Senate Sends $716 Billion Defense Policy Bill to Trump for Final Approval

WASHINGTON -- The Senate on Wednesday approved a $716 billion defense policy bill that would authorize a wave of significant Defense Department increases, including service members' pay and the number of troops, equipment and weapons for the 2019 fiscal year.

The National Defense Authorization Act also will usher through a series of new reforms and policy efforts. It passed by a Senate floor vote of 87 to 10.

The legislation now goes to President Donald Trump, and at this pace, the defense bill could see passage ahead of the start of the next fiscal year on Oct. 1, the first on-time passage of the NDAA in 22 years.

"This NDAA builds on the progress we made earlier this year in the bipartisan budget agreement, which provided for the largest year-on-year increase in funding for American armed forces in 15 years," Senate Majority Leader Mitch McConnell, R-Ky., said ahead of Wednesday's vote. "This legislation authorizes programs which will contribute to the combat readiness of America's military to meet emerging and persistent global threats. It helps ensure our service members and their families will receive the full support of a grateful nation."

Related content:

In July, a joint panel of House and Senate lawmakers reached a deal on the NDAA after weeks of negotiations that followed a series of discussions and hearings with top military officials. Last week, the House passed the measure by a floor vote of 359 to 54, with most of the no votes coming from Democrats.

The lower chamber's NDAA vote came at end of the House summer session before its members left Washington for their August recess that extends until Sept. 4. The Senate was slated to work through some of its August recess, but might look for an extended break this month after all.

The NDAA, which directs policy and spending plans for the Defense Department, could reach Trump as early as this week.

However, it remains to be seen when lawmakers will move on companion legislation that actually funds the plan.

For now, the compromise NDAA authorizes a 2.6 percent pay raise for service members, the largest increase in nine years, as well as new purchases of aircrafts, ships, submarines and weapons. It also includes new policy initiatives, such as revamping the military's promotion system and moves to reign in sexual misconduct in the ranks.

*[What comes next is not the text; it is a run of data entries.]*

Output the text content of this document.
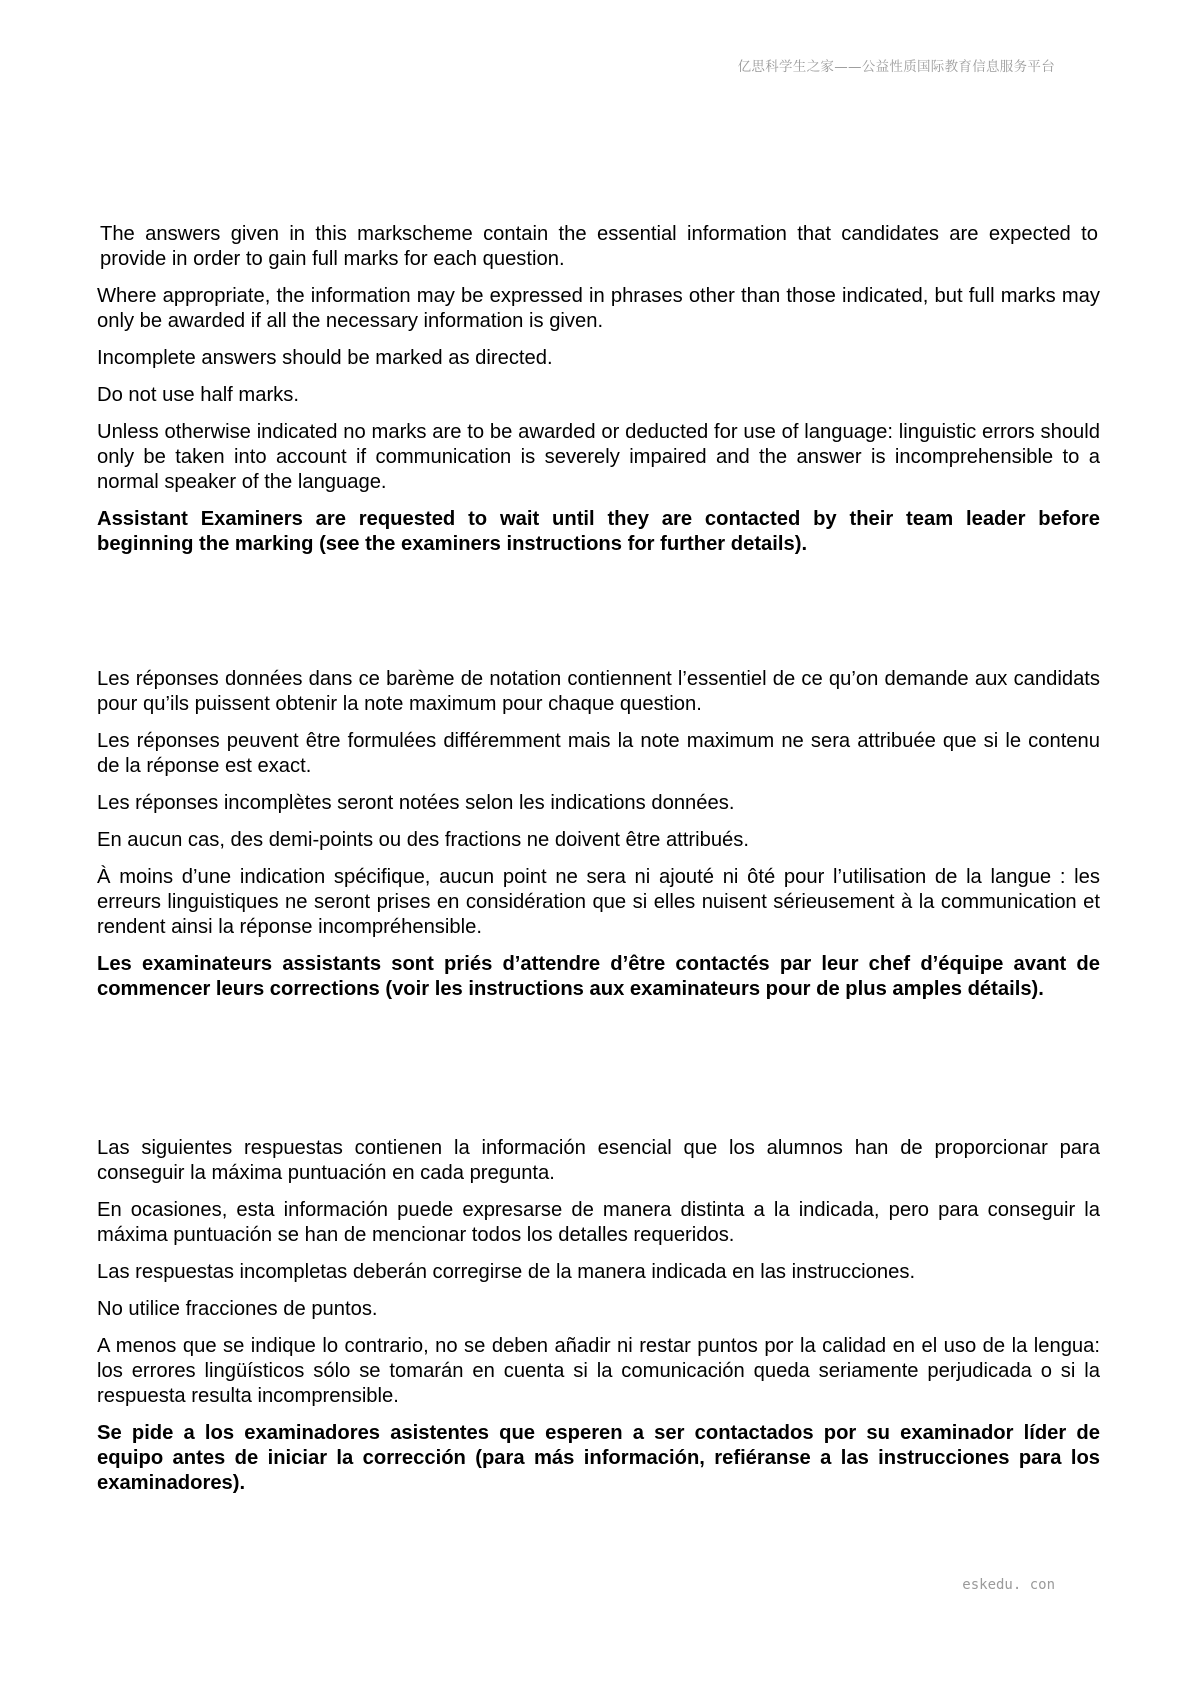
亿思科学生之家——公益性质国际教育信息服务平台

The answers given in this markscheme contain the essential information that candidates are expected to provide in order to gain full marks for each question.

Where appropriate, the information may be expressed in phrases other than those indicated, but full marks may only be awarded if all the necessary information is given.

Incomplete answers should be marked as directed.

Do not use half marks.

Unless otherwise indicated no marks are to be awarded or deducted for use of language: linguistic errors should only be taken into account if communication is severely impaired and the answer is incomprehensible to a normal speaker of the language.

Assistant Examiners are requested to wait until they are contacted by their team leader before beginning the marking (see the examiners instructions for further details).

Les réponses données dans ce barème de notation contiennent l’essentiel de ce qu’on demande aux candidats pour qu’ils puissent obtenir la note maximum pour chaque question.

Les réponses peuvent être formulées différemment mais la note maximum ne sera attribuée que si le contenu de la réponse est exact.

Les réponses incomplètes seront notées selon les indications données.

En aucun cas, des demi-points ou des fractions ne doivent être attribués.

À moins d’une indication spécifique, aucun point ne sera ni ajouté ni ôté pour l’utilisation de la langue : les erreurs linguistiques ne seront prises en considération que si elles nuisent sérieusement à la communication et rendent ainsi la réponse incompréhensible.

Les examinateurs assistants sont priés d’attendre d’être contactés par leur chef d’équipe avant de commencer leurs corrections (voir les instructions aux examinateurs pour de plus amples détails).

Las siguientes respuestas contienen la información esencial que los alumnos han de proporcionar para conseguir la máxima puntuación en cada pregunta.

En ocasiones, esta información puede expresarse de manera distinta a la indicada, pero para conseguir la máxima puntuación se han de mencionar todos los detalles requeridos.

Las respuestas incompletas deberán corregirse de la manera indicada en las instrucciones.

No utilice fracciones de puntos.

A menos que se indique lo contrario, no se deben añadir ni restar puntos por la calidad en el uso de la lengua: los errores lingüísticos sólo se tomarán en cuenta si la comunicación queda seriamente perjudicada o si la respuesta resulta incomprensible.

Se pide a los examinadores asistentes que esperen a ser contactados por su examinador líder de equipo antes de iniciar la corrección (para más información, refiéranse a las instrucciones para los examinadores).

eskedu. con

"Service members will benefit from a well-deserved raise in military pay and expanded authority for military family housing and education," McConnell said from the Senate floor. "None of my colleagues need to look far to find examples of how the needs of our service members will be met by the legislation before us. Our colleagues on the Armed Services Committee carefully developed it. It reflects more than 300 amendments."

The proposed NDAA also dictates the next steps in creating a Space Force, but stopped short of Trump's calls for a new military branch. And the bill authorizes a military parade in that was triggered by Trump's interests for an elaborate celebration in Washington, D.C. in November.

The overall defense policy plan appears to build on momentum to grow the size and might of the military in response to China and Russia's growing capabilities as laid out in Trump's $686 billion defense budget proposed earlier this year. The Trump request for fiscal year 2019 included an increase of more than 15,000 active-duty troops, which was matched in the defense plan approved last week in the House.

With a two-year spending deal that lifts budget caps already in place, mid-term elections this fall and a more experienced administration, lawmakers are eager to pass the 2019 NDAA earlier than in recent years.

Earlier this year, a budget deal allowed Congress to break imposed caps and increase the defense bill spending limits to $716 billion for 2019.

But as the defense bill remains on track to pass by Oct. 1, some challenges remain.

There are concerns that lawmakers still won't have that bill to fund the NDAA ready in time for the start of the fiscal year.

Last month, the House passed its defense appropriations measure, H.R. 6187, in a vote of 359 to 49. The Senate has yet to debate the matter.

"When we pass the fiscal year 2019 Defense Appropriations Act, which funds these programs, we'll have gone yet further in meeting our commitments to the all-volunteer force," McConnell said. "This NDAA has global and nationwide significance. …I know just how significant an impact this legislation will have on some of our nation's finest."

Another potential stumbling block for passing the NDAA on time could be Trump's recent threat of a federal government shutdown if money isn't available for a wall along the U.S.-Mexico border. Other concerns also could derail attention given the bill, such as an upcoming debate on Judge Brett Kavanaugh, Trump's nominee for the Supreme Court.

In such a case of a delay in funding, it's possible lawmakers might consider another temporary spending measure, which is known as a continuing resolution.